Perché uno strumento suona bene e un altro no...?

"Ci sono così tante regole su come costruire un buon violino, eppure così pochi costruttori ci riescono davvero! Negli ultimi 3 anni ho restaurato, sistemato e venduto circa 500 violini. Più violini suono, più diventa evidente che alcuni preziosi strumenti fatti a mano sono dei veri e propri limoni, mentre alcuni modesti lavori di bottega hanno un suono fantastico! Inoltre, uno strumento nuovo di zecca può spesso superare un venerabile capolavoro del XVIII secolo".

Si tratta di "vestiti nuovi dell'imperatore"? Qualcuno valuta mai un violino senza guardare il cartellino del prezzo?

"Ho avuto la possibilità di suonare alcuni violini italiani di valore inestimabile, tra cui un Montagnana da 550.000 sterline (un po' noioso), un David Tecchler autentico (un
spugna molliccia), un Gagliano da 70.000 sterline (un banjo avvolto in un fagottino), e vari Simonazzi, Sgarbati e Barbieri che erano semplicemente disgustosi. D'altra parte mi sono innamorato di uno Jacobus Horil e avrei ucciso per possedere un Degani particolare. Ho anche suonato alcuni violini di liuteria contemporanea molto costosi, scozzesi inglesi e italiani, che erano molto scadenti, e un paio che erano veramente meravigliosi".

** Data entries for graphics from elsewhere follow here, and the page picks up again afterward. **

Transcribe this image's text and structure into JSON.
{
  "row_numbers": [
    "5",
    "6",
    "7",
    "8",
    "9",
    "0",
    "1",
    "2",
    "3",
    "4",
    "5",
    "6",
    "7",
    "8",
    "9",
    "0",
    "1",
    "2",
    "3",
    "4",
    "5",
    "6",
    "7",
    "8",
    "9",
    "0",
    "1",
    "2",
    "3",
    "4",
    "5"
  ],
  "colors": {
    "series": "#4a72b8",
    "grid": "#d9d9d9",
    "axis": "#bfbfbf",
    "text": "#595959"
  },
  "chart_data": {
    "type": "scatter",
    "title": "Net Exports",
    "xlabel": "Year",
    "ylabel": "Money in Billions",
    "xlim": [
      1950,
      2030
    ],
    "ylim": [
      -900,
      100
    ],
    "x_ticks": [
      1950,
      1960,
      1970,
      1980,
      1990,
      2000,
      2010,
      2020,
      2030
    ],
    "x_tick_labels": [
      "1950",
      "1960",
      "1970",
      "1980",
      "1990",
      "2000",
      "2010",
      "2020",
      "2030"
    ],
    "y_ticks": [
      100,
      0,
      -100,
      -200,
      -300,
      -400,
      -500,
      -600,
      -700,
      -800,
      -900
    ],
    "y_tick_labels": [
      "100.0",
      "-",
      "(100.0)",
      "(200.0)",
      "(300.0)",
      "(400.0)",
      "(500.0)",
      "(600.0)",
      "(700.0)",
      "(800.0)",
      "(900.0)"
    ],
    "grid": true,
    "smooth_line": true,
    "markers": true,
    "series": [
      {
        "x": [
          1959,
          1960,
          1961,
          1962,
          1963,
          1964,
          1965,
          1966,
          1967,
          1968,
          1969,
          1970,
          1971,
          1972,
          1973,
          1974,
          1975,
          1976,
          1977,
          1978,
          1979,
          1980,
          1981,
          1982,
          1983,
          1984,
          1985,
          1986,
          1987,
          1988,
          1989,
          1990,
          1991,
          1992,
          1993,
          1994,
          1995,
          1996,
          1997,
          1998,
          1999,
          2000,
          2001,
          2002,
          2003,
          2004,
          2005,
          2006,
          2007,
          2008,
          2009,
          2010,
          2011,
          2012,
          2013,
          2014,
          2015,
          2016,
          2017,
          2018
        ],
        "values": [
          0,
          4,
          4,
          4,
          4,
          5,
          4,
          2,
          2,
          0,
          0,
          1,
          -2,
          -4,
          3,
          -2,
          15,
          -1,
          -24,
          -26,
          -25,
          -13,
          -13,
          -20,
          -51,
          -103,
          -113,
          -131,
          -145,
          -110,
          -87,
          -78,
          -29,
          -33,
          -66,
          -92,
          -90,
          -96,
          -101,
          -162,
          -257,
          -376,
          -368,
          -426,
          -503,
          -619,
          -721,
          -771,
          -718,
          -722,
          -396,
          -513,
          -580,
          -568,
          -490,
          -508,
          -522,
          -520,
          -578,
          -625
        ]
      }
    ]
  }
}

È impossibile evitare la conclusione che la qualità tonale di un violino ha poco o nulla a che fare con il suo valore economico o con le sue origini geografiche.

"In breve, un prezzo elevato non garantisce nulla. Al contrario, ho scoperto che gli strumenti di bottega o "commerciali" di livello superiore, come i JTL, i Neuner & Hornsteiner ecc. sono sempre buoni e spesso eccezionali. In effetti, il violino dal suono migliore che abbia mai suonato era uno strumento di bottega Ernst Heinrich Roth di fascia alta degli anni '60, del valore di circa 3000 sterline.

Parlando con i costruttori, sembra che ci sia un ampio accordo sugli elementi più importanti di un buon strumento: ottimo legno, spessore corretto per i particolari pezzi di legno, rispetto delle proporzioni provate e testate, e poi una certa "sensazione" indefinibile che si ha o non si ha.

È anche chiaro che i costruttori asiatici, anche i grandi nomi, non riescono a produrre violini che un professionista serio vorrebbe mai suonare. Questo sembra essere dovuto in gran parte a legni scadenti scelti principalmente per l'aspetto e la facilità di lavorazione, a spessori non adeguati alla formula e alla tendenza a risparmiare in ogni fase del processo produttivo.

Ho pensato che avrei potuto fare di meglio e ho deciso di puntare su di me! I miei violini preferiti sono strumenti francesi costruiti all'inizio del XX secolo dai laboratori Jerome Thibouville Lamy. JTL ha prodotto migliaia di violini di ogni forma e dimensione, per tutte le tasche e sensibilità estetiche. Tutti questi violini hanno un buon suono, e la maggior parte di essi sono eccezionalmente buoni, in grado di rivaleggiare con i migliori strumenti monomaterici dell'epoca. JTL ha ottenuto il suo successo utilizzando un buon legno, azzeccando gli spessori e i bassi e non compromettendo mai la struttura dei suoi strumenti.

Un po' di ricerca tra i costruttori dell'Europa dell'Est mi ha portato a credere che avrei potuto seguire il modello JTL e produrre violini e viole a prezzi accessibili con volume, sustain, proiezione, potenza e dolcezza, che avrebbero funzionato per i suonatori classici o tradizionali. È un'impresa ardua, ma fin dal primo prototipo sono rimasto sbalordito dal nostro successo; infatti i primi due violini che abbiamo costruito sono stati immediatamente scelti e acquistati da suonatori professionisti tra i miei vecchi violini".